The investment vehicles attracted nearly $16 billion in net new money in the last month alone.

Investors are starting to return to hedge funds. After the industry in December suffered its largest monthly outflow since April 2009, capping a year of net outflows, hedge funds enjoyed net increases of capital in each of the first three months this year. In fact, investors poured $15.7 billion into hedge funds in March alone, the largest amount in the past 20 months, since August 2015, according to a new report from data tracker eVestment.

“For the hedge fund industry to be successful and grow assets outside of performance gains, it must offer investors something they cannot access elsewhere at a cheaper cost,” eVestment asserts in a press release. “Additionally, market conditions must be such that those offerings are attractive, regardless of prior or recent performance. This is exactly what we’re seeing after one quarter of 2017 is in the books.”

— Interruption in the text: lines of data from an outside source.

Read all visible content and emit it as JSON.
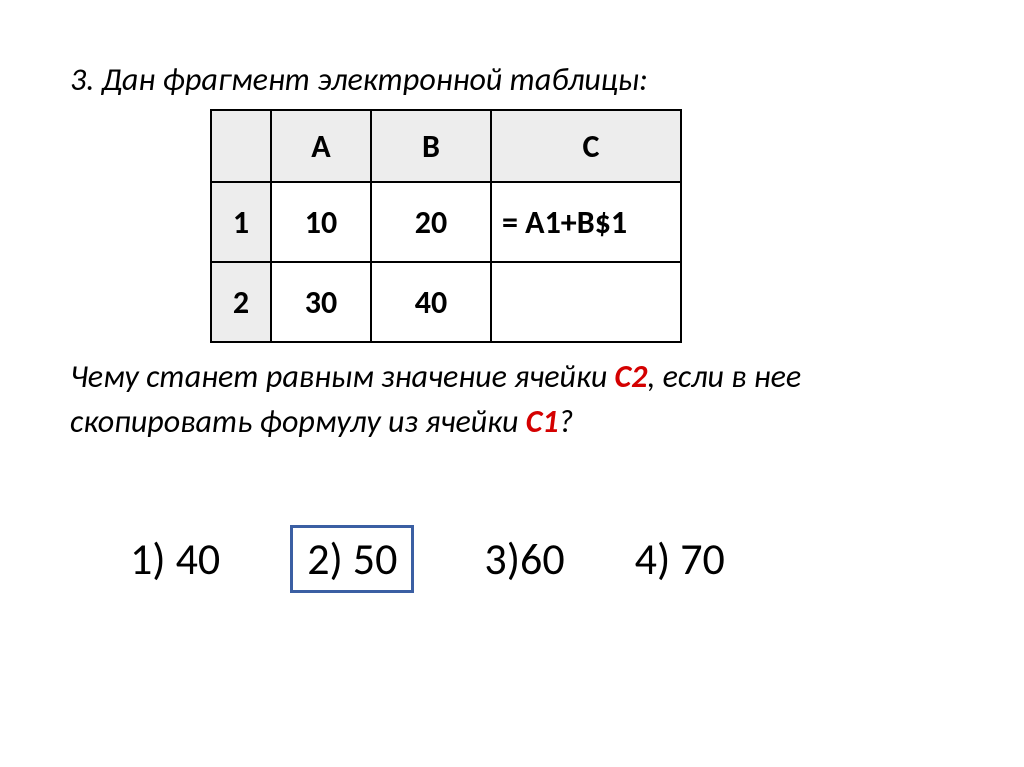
{
  "question": {
    "intro": "3. Дан фрагмент электронной таблицы:",
    "tail_before_c2": "Чему станет равным значение ячейки ",
    "c2": "С2",
    "tail_mid": ", если в нее скопировать формулу из ячейки ",
    "c1": "С1",
    "tail_end": "?"
  },
  "table": {
    "headers": {
      "blank": "",
      "a": "A",
      "b": "B",
      "c": "C"
    },
    "rows": [
      {
        "label": "1",
        "a": "10",
        "b": "20",
        "c": "= A1+B$1"
      },
      {
        "label": "2",
        "a": "30",
        "b": "40",
        "c": ""
      }
    ]
  },
  "answers": {
    "opt1": "1) 40",
    "opt2": "2) 50",
    "opt3": "3)60",
    "opt4": "4) 70",
    "correct_index": 1
  },
  "chart_data": {
    "type": "table",
    "headers": [
      "",
      "A",
      "B",
      "C"
    ],
    "rows": [
      [
        "1",
        "10",
        "20",
        "= A1+B$1"
      ],
      [
        "2",
        "30",
        "40",
        ""
      ]
    ]
  }
}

However, the distribution of these inflows was far from equal. According to eVestment, just 52 percent of funds in its database gained assets, while 48 percent lost assets.

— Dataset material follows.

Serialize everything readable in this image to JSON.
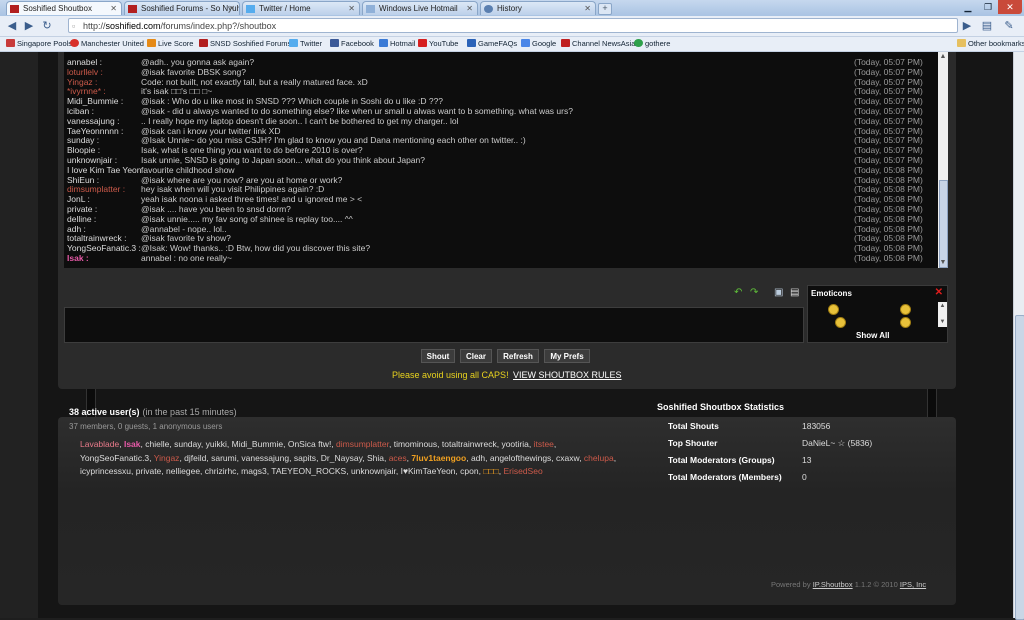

The majority of the new money went into macro, managed futures, and quantitative equity strategies. Macro inflows were the largest since January 2010. Altogether, investors pumped $11.46 billion into macro.

“Investors are showing clear demand for strategies which focus on thematic approaches to major public and derivative markets,” eVestment states in its report.

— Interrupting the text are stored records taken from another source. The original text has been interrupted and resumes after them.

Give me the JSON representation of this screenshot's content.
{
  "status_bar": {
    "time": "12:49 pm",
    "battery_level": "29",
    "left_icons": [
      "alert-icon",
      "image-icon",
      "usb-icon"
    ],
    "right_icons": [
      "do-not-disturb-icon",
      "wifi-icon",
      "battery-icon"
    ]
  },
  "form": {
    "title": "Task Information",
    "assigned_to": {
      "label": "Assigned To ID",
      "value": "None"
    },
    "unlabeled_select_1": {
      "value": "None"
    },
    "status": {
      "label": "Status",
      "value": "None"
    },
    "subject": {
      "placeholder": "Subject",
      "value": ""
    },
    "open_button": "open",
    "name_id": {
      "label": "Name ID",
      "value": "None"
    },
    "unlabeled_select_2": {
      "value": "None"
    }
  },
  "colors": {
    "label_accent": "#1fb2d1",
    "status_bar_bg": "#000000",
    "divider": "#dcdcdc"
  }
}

Pershing Square Holdings, the publicly-traded closed-end fund offered by Bill Ackman’s Pershing Square Capital Management, announced it will buy back up to 5 percent of its shares. As part of the deal, it will boost the ownership limit to 4.99 percent from the current 4.75 percent so those investors near the current limit will not breach the ceiling. PSH will use general corporate funds to fund the buyback. “PSH believes that the repurchase is a good use of cash and will assist in reducing the current discount between its share price and its NAV,” Pershing Square says in a press release. The stock now trades at a roughly 15 percent discount to NAV, a relatively inexpensive way to get into Ackman’s fund if you qualify and are bullish on the activist.


Singulex, which develops direct molecular detection technology and cardiovascular monitoring, announced it closed on a $50 million senior-secured debt facility with health care hedge fund Perceptive Advisors.

“Perceptive Advisors is pleased to partner with Singulex in their journey to advance understanding and enable immediate action to identify and treat a range of disease,” said Sam Chawla, portfolio manager at Perceptive, in a press release. “The company has a proven record of results and partnerships with leading health and life science innovators.”